One feature he is particularly proud of is the CallCoach Simulator, which allows agents to practise realistic customer scenarios, including actual calls they have previously struggled with, in a safe environment. They receive the same AI analysis they would get from a live call, creating what he describes as a powerful feedback loop between training and real-world performance.
Building with focus
Van Eekelen initially bootstrapped the business as a solo founder, using AI systems extensively to support his own operations. That approach allowed him to reach his first ten clients and build a healthy revenue base before bringing in additional resources.
He describes the decision to focus narrowly as one of the most important he made early on. Rather than building AI for its own sake, he concentrated on a very specific, real-world problem: conversation intelligence and coaching for sales and customer service teams.
“That focus allowed us to deliver tangible value quickly,” he says.
The platform was also designed from the beginning to evolve with its users. Rather than treating CallCoach as a fixed product, van Eekelen built it as a scaffolded system continuously calibrated with input from experts, users and multiple large language models. Working closely with customers during development meant the insights remained practical and grounded in how teams actually operate rather than how they are assumed to.

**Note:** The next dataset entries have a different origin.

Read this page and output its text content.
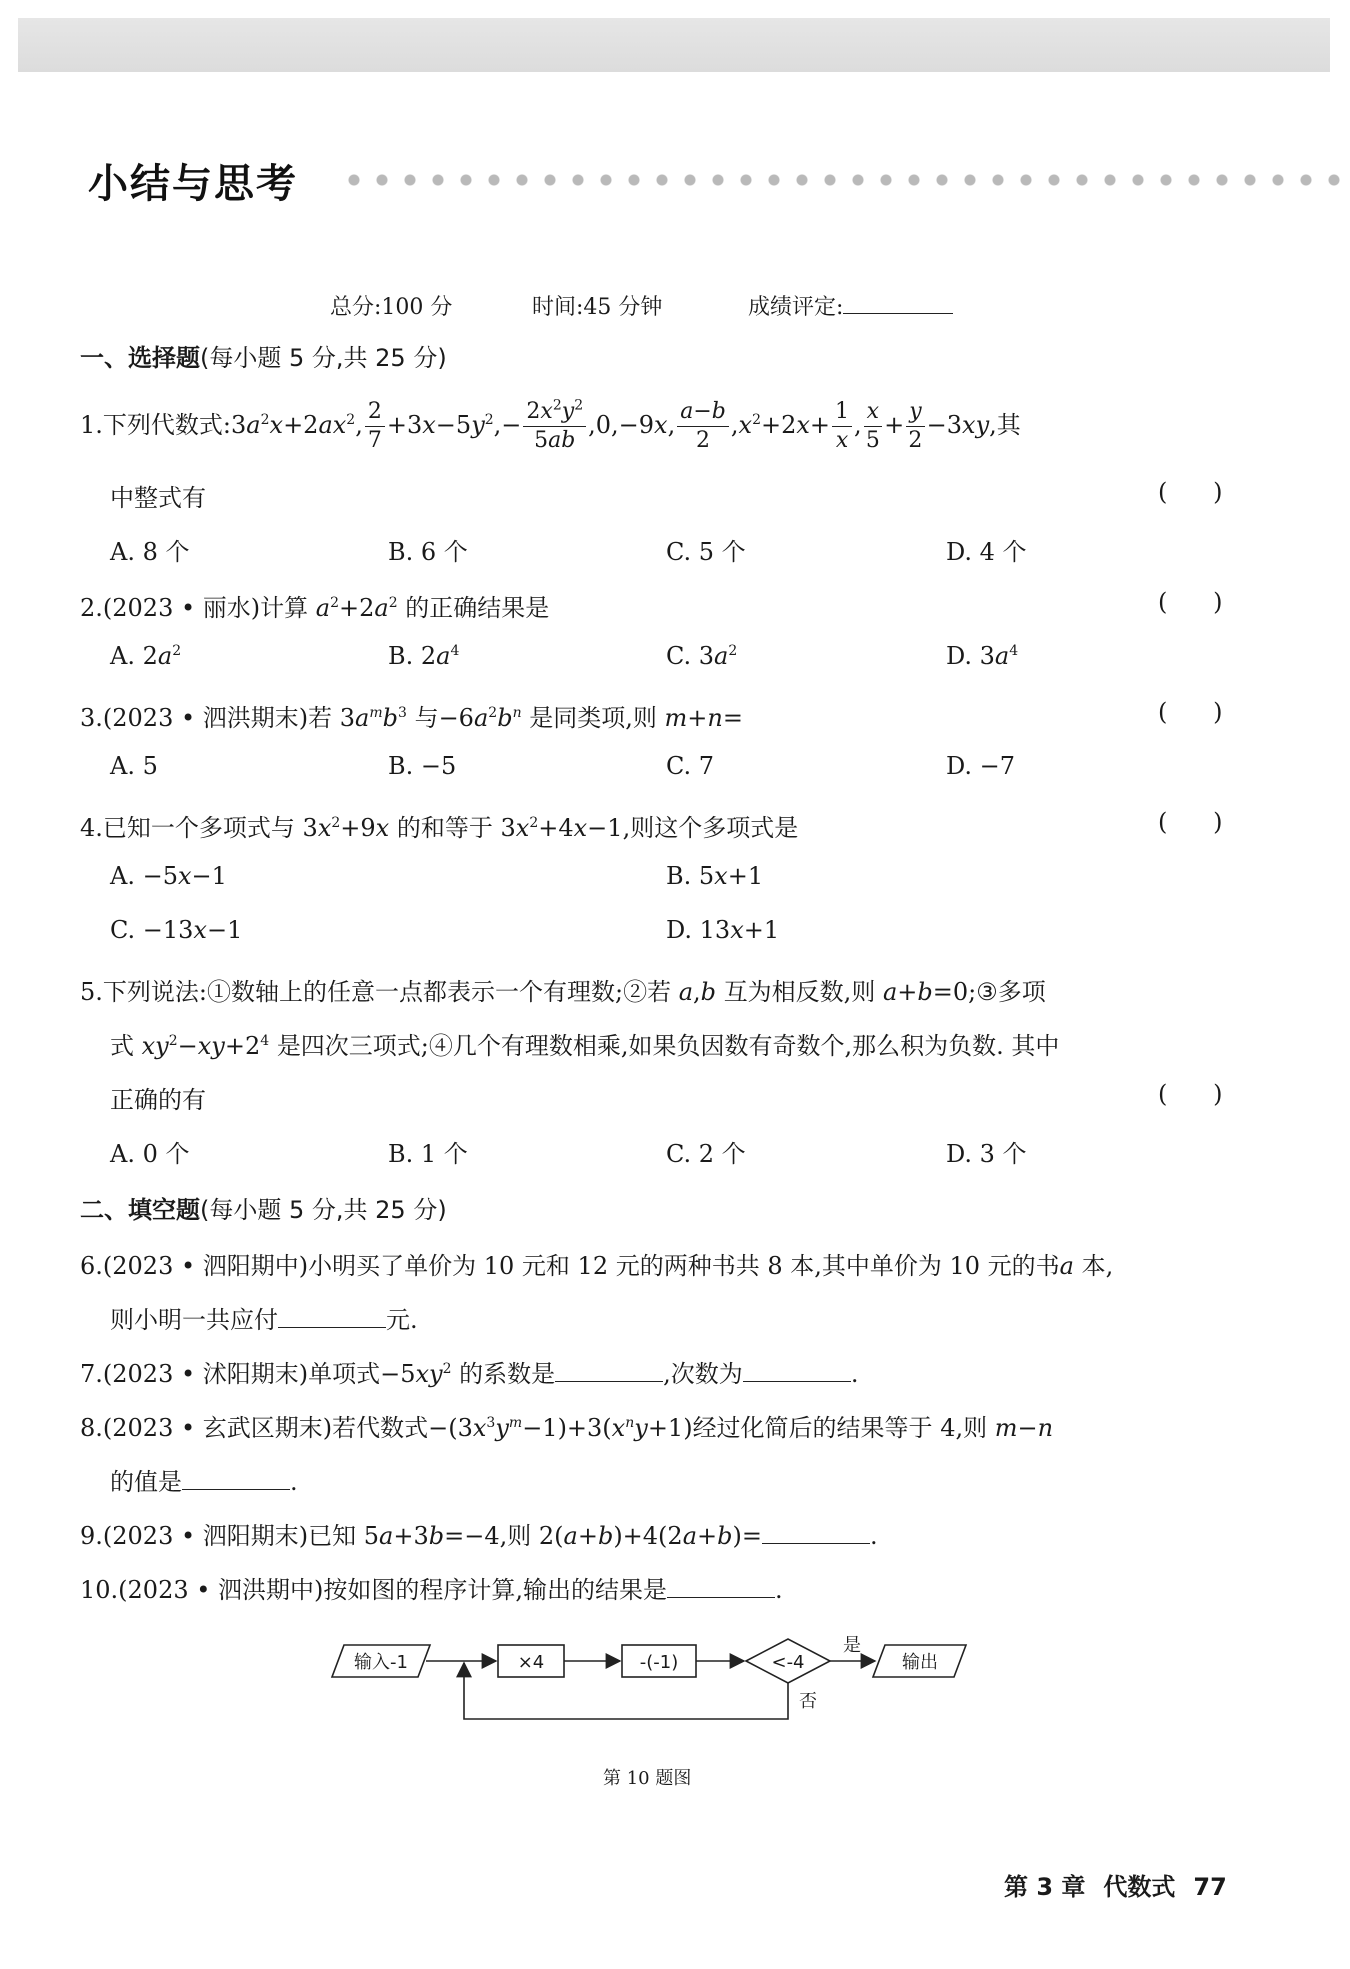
小结与思考
总分:100 分	时间:45 分钟	成绩评定:
一、选择题(每小题 5 分,共 25 分)
1.下列代数式$:3a^2x+2ax^2$, $\frac{2}{7} +3x-5y^2,- \frac{2x^2y^2}{5ab} ,0,-9x$, $\frac{a-b}{2} ,x^2+2x+ \frac{1}{x}$ , $\frac{x}{5} + \frac{y}{2} -3xy$,其
中整式有	(      )
A. 8 个	B. 6 个	C. 5 个	D. 4 个
2.(2023 • 丽水)计算 $a^2+2a^2$ 的正确结果是	(      )
A. $2a^2$	B. $2a^4$	C. $3a^2$	D. $3a^4$
3.(2023 • 泗洪期末)若 $3a^mb^3$ 与$-6a^2b^n$ 是同类项,则 m+n=	(      )
A. 5	B. −5	C. 7	D. −7
4.已知一个多项式与 $3x^2+9x$ 的和等于 $3x^2+4x-1$,则这个多项式是	(      )
A. −5x−1	B. 5x+1
C. −13x−1	D. 13x+1
5.下列说法:①数轴上的任意一点都表示一个有理数;②若 a,b 互为相反数,则 a+b=0;③多项
式 $xy^2-xy+2^4$ 是四次三项式;④几个有理数相乘,如果负因数有奇数个,那么积为负数. 其中
正确的有	(      )
A. 0 个	B. 1 个	C. 2 个	D. 3 个
二、填空题(每小题 5 分,共 25 分)
6.(2023 • 泗阳期中)小明买了单价为 10 元和 12 元的两种书共 8 本,其中单价为 10 元的书a 本,
则小明一共应付	元.
7.(2023 • 沭阳期末)单项式$-5xy^2$ 的系数是	,次数为	.
8.(2023 • 玄武区期末)若代数式$-(3x^3y^m-1)+3(x^ny+1)$经过化简后的结果等于 4,则 m−n
的值是	.
9.(2023 • 泗阳期末)已知 5a+3b=−4,则 2(a+b)+4(2a+b)=	.
10.(2023 • 泗洪期中)按如图的程序计算,输出的结果是	.
输入-1	×4	-(-1)	<-4	输出
是
否
第 10 题图
第 3 章 代数式 77
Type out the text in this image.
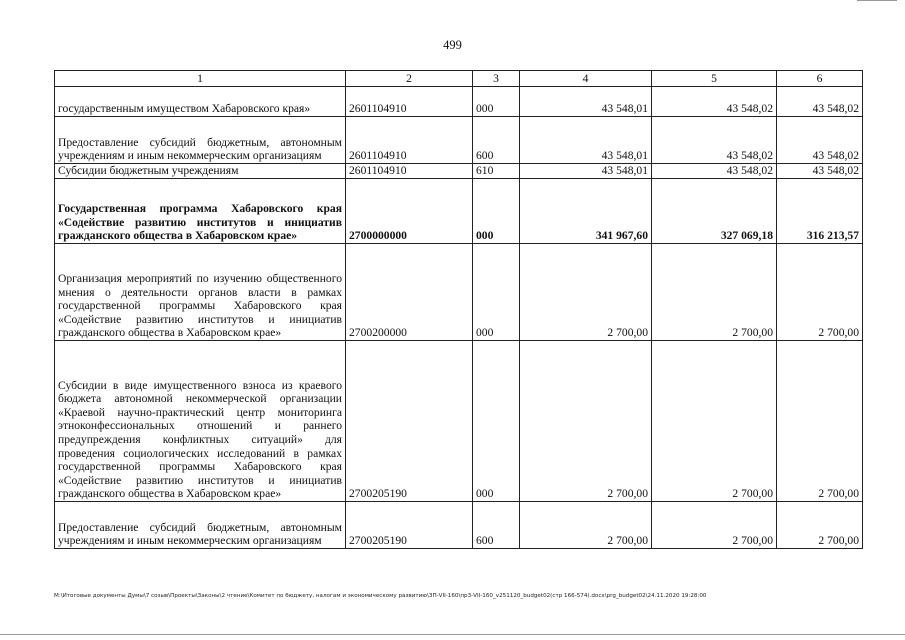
499
1	2	3	4	5	6
государственным имуществом Хабаровского края»	2601104910	000	43 548,01	43 548,02	43 548,02
Предоставление субсидий бюджетным, автономным учреждениям и иным некоммерческим организациям	2601104910	600	43 548,01	43 548,02	43 548,02
Субсидии бюджетным учреждениям	2601104910	610	43 548,01	43 548,02	43 548,02
Государственная программа Хабаровского края «Содействие развитию институтов и инициатив гражданского общества в Хабаровском крае»	2700000000	000	341 967,60	327 069,18	316 213,57
Организация мероприятий по изучению общественного мнения о деятельности органов власти в рамках государственной программы Хабаровского края «Содействие развитию институтов и инициатив гражданского общества в Хабаровском крае»	2700200000	000	2 700,00	2 700,00	2 700,00
Субсидии в виде имущественного взноса из краевого бюджета автономной некоммерческой организации «Краевой научно-практический центр мониторинга этноконфессиональных отношений и раннего предупреждения конфликтных ситуаций» для проведения социологических исследований в рамках государственной программы Хабаровского края «Содействие развитию институтов и инициатив гражданского общества в Хабаровском крае»	2700205190	000	2 700,00	2 700,00	2 700,00
Предоставление субсидий бюджетным, автономным учреждениям и иным некоммерческим организациям	2700205190	600	2 700,00	2 700,00	2 700,00
M:\Итоговые документы Думы\7 созыв\Проекты\Законы\2 чтение\Комитет по бюджету, налогам и экономическому развитию\ЗП-VII-160\пр3-VII-160_v251120_budget02(стр 166-574).docx\prg_budget02\24.11.2020 19:28:00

Going deeper than other tools
A core part of van Eekelen’s philosophy is the belief that AI should make work more meaningful rather than simply automate it away. He is direct about what that looks like in practice.
“I’ve always believed that AI should empower people rather than replace them,” he says. “If we design it well, it can remove repetitive work and give people better feedback so they can focus on the human side of their roles.”
That philosophy shapes how Icana.AI approaches innovation. Rather than chasing every new capability as the AI landscape shifts week to week, van Eekelen keeps the focus on the real problem the business is solving for customers. Discipline and focus, he says, are essential in a field that can easily distract founders with what is new rather than what is useful.
Lessons from the hard parts
Building trust in AI systems has been one of the more persistent challenges. AI can be powerful, van Eekelen acknowledges, but it can also behave in ways that are difficult to predict. For organisations to rely on AI-generated insights, they need confidence that the system is fair, consistent and calibrated to their specific environment.
To address that, Icana.AI invested heavily in transparency and calibration, actively involving clients in refining how scoring and feedback work within their own contexts. That collaborative approach has been central to building the kind of trust that turns early clients into long-term partners.
The broader lesson van Eekelen took from those experiences is one he applies across the business. “Technology alone isn’t enough,” he says. “Successful AI products require strong alignment between technology, human workflows and organisational culture.”
The key is to remain curious, keep learning and maintain a clear sense of purpose about why you started in the first place
For entrepreneurs at the beginning of their journey, van Eekelen’s starting point is straightforward. Focus on solving a genuine problem that people actually care about. Technology trends come and go, but businesses succeed when they address real challenges in meaningful ways.
His second piece of advice is to start small and move quickly. Modern AI tools have dramatically reduced the time and cost required to turn an idea into something usable, meaning a small team can prototype, test and refine products far faster than was possible even a few years ago.
And if things start to slow down, he says, it is worth asking two questions. Are the most valuable things actually getting done first? And can internal processes be accelerated with AI agents?
“The key is to remain curious, keep learning and maintain a clear sense of purpose about why you started in the first place,” van Eekelen says.